国籍不問(ただし日本語がネイティブ以上、日本で勤務出来る方)
――イカロス出版「月刊エアライン2011年8月号」p.47

という記述があるのを見つけました。

「『ネイティブ以上』に語学ができる人って、どんな人よ!? 言語学者しか採用しないとか?」とTwitterでつぶやいたところ、「『以上』だからネイティブとイコールでいいんじゃないか。」という意見が……。確かにそう言われればそうです。かく言う自分も、職場などでは「『以上』にはイコールを含む」といつも主張しています。なのになぜ、こんな文章を書いてしまったのでしょうか?
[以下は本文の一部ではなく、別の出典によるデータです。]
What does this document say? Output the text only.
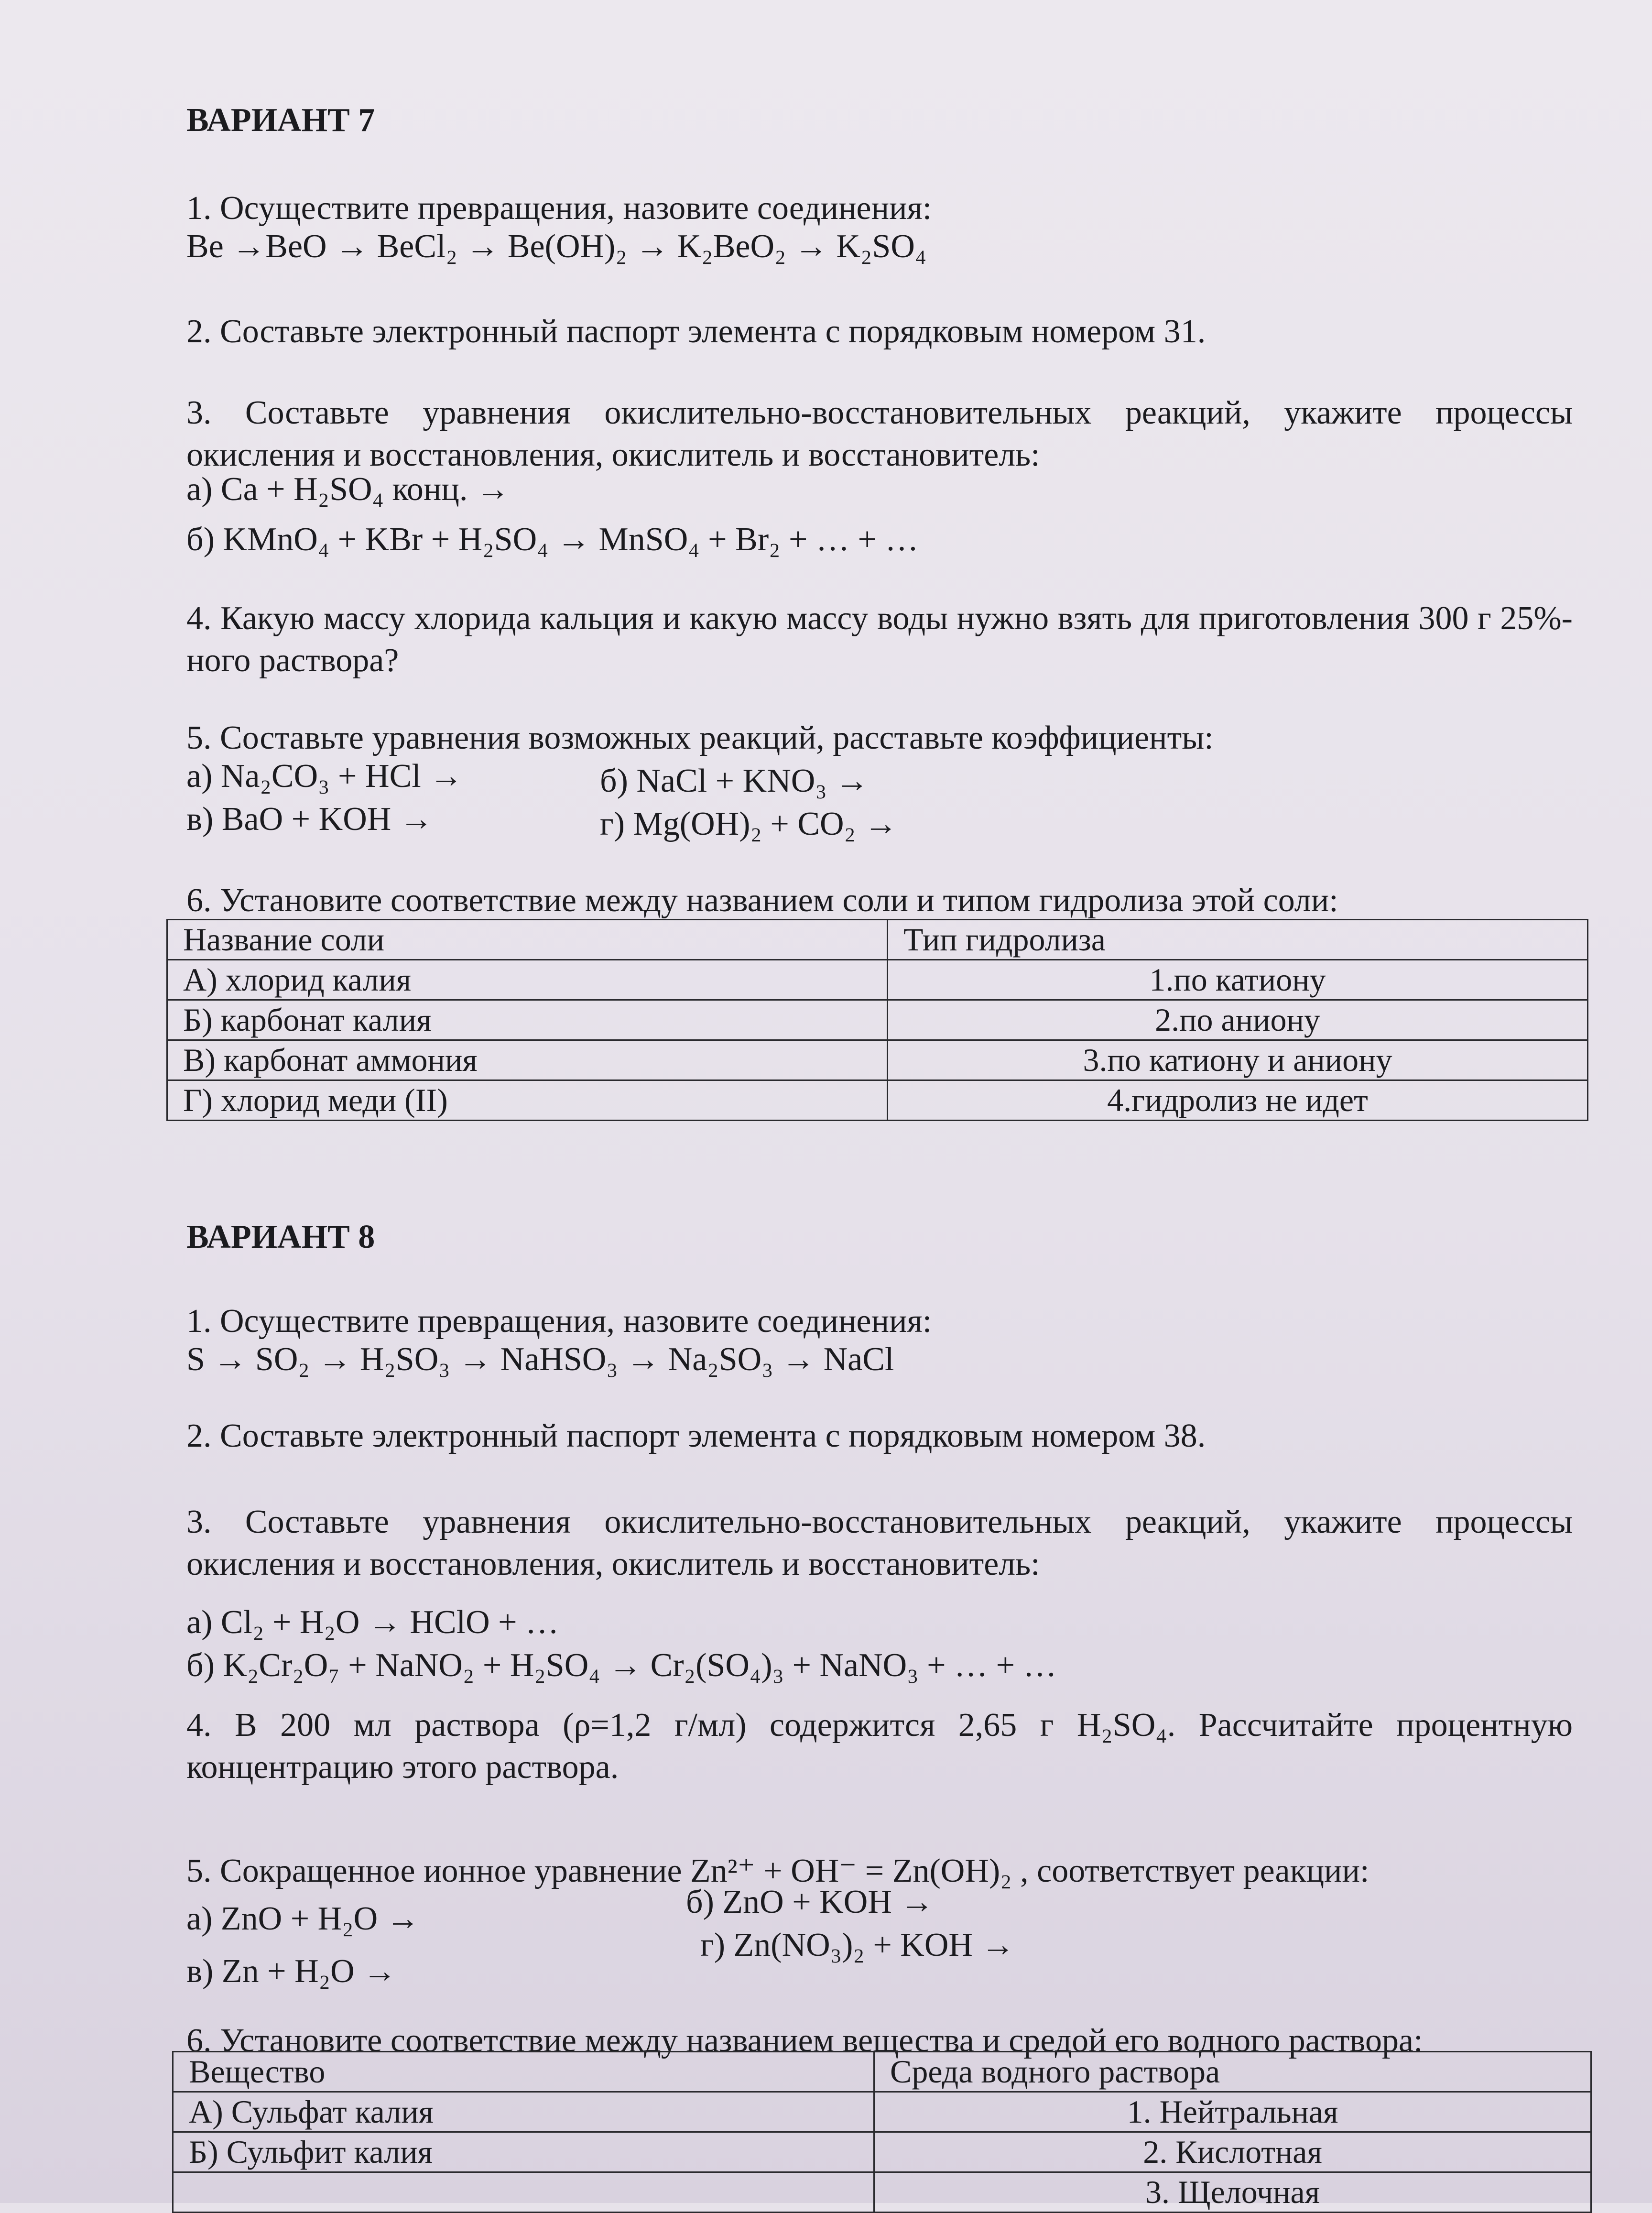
ВАРИАНТ 7
1. Осуществите превращения, назовите соединения:
Be →BeO → BeCl₂ → Be(OH)₂ → K₂BeO₂ → K₂SO₄
2. Составьте электронный паспорт элемента с порядковым номером 31.
3. Составьте уравнения окислительно-восстановительных реакций, укажите процессы окисления и восстановления, окислитель и восстановитель:
а) Ca + H₂SO₄ конц. →
б) KMnO₄ + KBr + H₂SO₄ → MnSO₄ + Br₂ + … + …
4. Какую массу хлорида кальция и какую массу воды нужно взять для приготовления 300 г 25%-ного раствора?
5. Составьте уравнения возможных реакций, расставьте коэффициенты:
а) Na₂CO₃ + HCl →	б) NaCl + KNO₃ →
в) BaO + KOH →	г) Mg(OH)₂ + CO₂ →
6. Установите соответствие между названием соли и типом гидролиза этой соли:
Название соли	Тип гидролиза
А) хлорид калия	1.по катиону
Б) карбонат калия	2.по аниону
В) карбонат аммония	3.по катиону и аниону
Г) хлорид меди (II)	4.гидролиз не идет
ВАРИАНТ 8
1. Осуществите превращения, назовите соединения:
S → SO₂ → H₂SO₃ → NaHSO₃ → Na₂SO₃ → NaCl
2. Составьте электронный паспорт элемента с порядковым номером 38.
3. Составьте уравнения окислительно-восстановительных реакций, укажите процессы окисления и восстановления, окислитель и восстановитель:
а) Cl₂ + H₂O → HClO + …
б) K₂Cr₂O₇ + NaNO₂ + H₂SO₄ → Cr₂(SO₄)₃ + NaNO₃ + … + …
4. В 200 мл раствора (ρ=1,2 г/мл) содержится 2,65 г H₂SO₄. Рассчитайте процентную концентрацию этого раствора.
5. Сокращенное ионное уравнение Zn²⁺ + OH⁻ = Zn(OH)₂ , соответствует реакции:
а) ZnO + H₂O →	б) ZnO + KOH →
в) Zn + H₂O →
г) Zn(NO₃)₂ + KOH →
6. Установите соответствие между названием вещества и средой его водного раствора:
Вещество	Среда водного раствора
А) Сульфат калия	1. Нейтральная
Б) Сульфит калия	2. Кислотная
	3. Щелочная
そこで、いまさらながら「以上」を辞書で引いてみたところ、

数量を表す用法では、その基準点を含む。「三歳以上」といえば、三歳を含んでそれより上をいう。しかし、程度を表す用法では、基準点を含むこともあり、含まないこともある。「中級以上のクラス」には中級が含まれるが、「小学生以上の体力」では、小学生を超えた体力をいう
――三省堂「大辞林 CD-ROM版」

という説明があり、つまるところ「どちらでもいけますよ」という感じ。

もうひとつ、別の辞書を引いてみると、

数値を伴わないで程度をいう場合は、「彼の実力は僕以上だ(=僕は彼に及ばない)」「予想以上の(=予想を超えた)被害」「これ以上は進めない(=ここまでは進める)」などのように、〈含まない〉と解される。
――大修館書店「明鏡国語辞典」

とあり、こちらはかなり積極的に「基準を含まない」場合を認めているようです。

結論としては、「以上」にはイコールを含むことも含まないこともある、ということですね。考えてみれば自分でも、会話ではイコールを含まない意味でよく使っているような気がします。冒頭のつぶやきも無意識のうちにこの意味で使っていたわけ。うーん、しかし両方の意味があるとなると、これから文章を書くときに悩みそうだなあ。